The Unified Code of Good Governance of Listed Companies (hereinafter the Unified Code) was passed in Spain in May 2006, as a unified document. In June 2013, a partial revision of the Unified Code was approved, with the purpose of adopting various legislative initiatives that have affected several of its recommendations.
In recent years, initiatives related to good practices with regard to good governance have proliferated. Spain is not foreign to this movement and has achieved significant progress in the field of good governance.
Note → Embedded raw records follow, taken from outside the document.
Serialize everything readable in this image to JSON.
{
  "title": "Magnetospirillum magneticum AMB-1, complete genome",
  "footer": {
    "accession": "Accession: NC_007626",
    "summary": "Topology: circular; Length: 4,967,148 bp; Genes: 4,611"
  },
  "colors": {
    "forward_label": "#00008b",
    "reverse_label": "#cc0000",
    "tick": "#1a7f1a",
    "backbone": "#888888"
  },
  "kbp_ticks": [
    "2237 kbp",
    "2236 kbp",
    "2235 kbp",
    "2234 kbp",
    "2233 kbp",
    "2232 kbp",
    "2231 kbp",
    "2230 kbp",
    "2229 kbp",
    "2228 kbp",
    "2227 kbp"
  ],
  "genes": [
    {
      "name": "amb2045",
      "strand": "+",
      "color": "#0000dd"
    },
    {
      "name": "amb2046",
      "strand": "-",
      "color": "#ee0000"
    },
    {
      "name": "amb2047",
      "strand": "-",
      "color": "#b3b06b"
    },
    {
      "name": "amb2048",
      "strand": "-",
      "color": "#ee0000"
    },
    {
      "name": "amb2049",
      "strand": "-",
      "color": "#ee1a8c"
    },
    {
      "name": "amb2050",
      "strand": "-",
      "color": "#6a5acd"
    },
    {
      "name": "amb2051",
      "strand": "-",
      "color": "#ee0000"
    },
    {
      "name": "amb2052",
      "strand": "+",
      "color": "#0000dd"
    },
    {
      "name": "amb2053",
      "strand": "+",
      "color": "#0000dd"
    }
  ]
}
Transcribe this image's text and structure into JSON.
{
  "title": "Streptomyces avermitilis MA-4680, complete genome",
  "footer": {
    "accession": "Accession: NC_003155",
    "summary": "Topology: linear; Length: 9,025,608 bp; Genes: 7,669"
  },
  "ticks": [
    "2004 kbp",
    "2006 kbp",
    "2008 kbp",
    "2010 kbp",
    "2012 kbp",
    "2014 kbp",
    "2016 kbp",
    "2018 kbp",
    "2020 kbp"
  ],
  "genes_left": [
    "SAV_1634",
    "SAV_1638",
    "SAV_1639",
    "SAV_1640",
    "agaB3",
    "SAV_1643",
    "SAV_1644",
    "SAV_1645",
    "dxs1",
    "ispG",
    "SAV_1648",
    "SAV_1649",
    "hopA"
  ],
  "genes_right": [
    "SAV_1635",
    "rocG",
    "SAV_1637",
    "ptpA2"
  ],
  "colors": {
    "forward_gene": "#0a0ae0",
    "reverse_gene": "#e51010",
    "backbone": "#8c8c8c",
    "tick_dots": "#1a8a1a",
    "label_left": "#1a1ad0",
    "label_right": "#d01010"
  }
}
In particular, it has expanded the framework of good governance in Spain, with the goal of improving efficiency and responsibility in the management of Spanish companies and, at the same time, setting national standards at the highest level of compliance with respect to international criteria and principles.
The new Code of Good Governance of Listed Companies (the Code of Good Governance), of the CNMV of 18 February 2015, fully responds to the following objectives:
- To ensure the adequate functioning of the governing and managing organs of Spanish companies to lead them to the highest level of competiveness;
- To generate trust and transparency for national and foreign shareholders and investors;
- To enhance the internal control and corporate responsibility of companies; and
- To assure the adequate distribution of functions, tasks and responsibility within companies, from the perspective of maximum precision and professionalism.
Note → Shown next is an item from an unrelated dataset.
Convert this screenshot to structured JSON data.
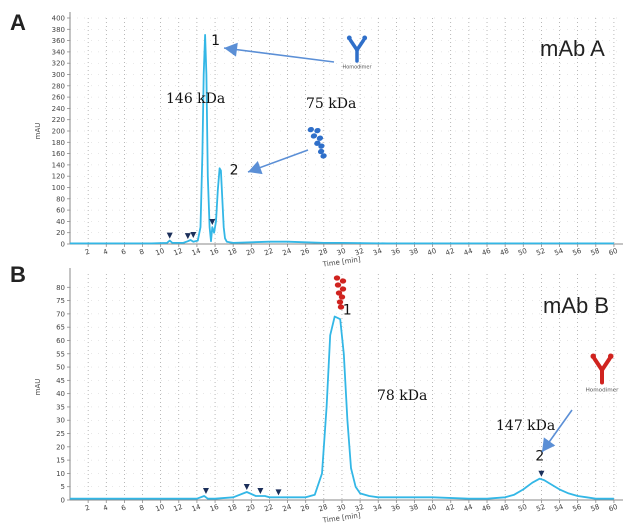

In this respect, the Commission of experts began to differentiate those questions that were proposed to improve the existing regulatory framework, which resulted in Law 31/2014, of 3 December 2015, modifying the Capital Companies Act to improve corporate governance, from those that constituted recommendations for monitoring voluntary subjects at the beginning of the “«complying or clarifying”» period, which are contained in this Code of Good Governance.
Revision of the Code of Good Governance of Listed Companies
The new Code of Good Governance presents certain developments which deserve to be highlighted.
- The Code of Good Governance adapts a new format that sets out to distinguish and identify the principles that, in each case, inspires the concrete and specific nature of the recommendations.
Those principles are gathered in the form of paragraph II of the Code of Good Governance.
- A good number of the recommendations of the Unified Code of 2006 have been incorporated as legal rules (in issues such as the exclusive competences of the general meeting of shareholders or of the board of directors, the separate voting agreements, the splitting of votes, etc.), and therefore do not form part of the Code of Good Governance.
In the same sense, the definitions of the distinct categories of directors have been contained, firstly, in Regulation ECC/461/2013, of 20 March 2013, and, more recently, in the Capital Companies Act, and as such are not included in the Code of Good Governance.
- Lastly, the incorporation of specific recommendations on the subject of corporate social responsibility must be noted.
Nevertheless, the importance of social corporate responsibility of a company is a fact that is becoming more and more settled which demands adequate attention on the part of corporate governance of companies and, therefore, cannot stay on the margin of the Code of Corporate Good Governance recommendations.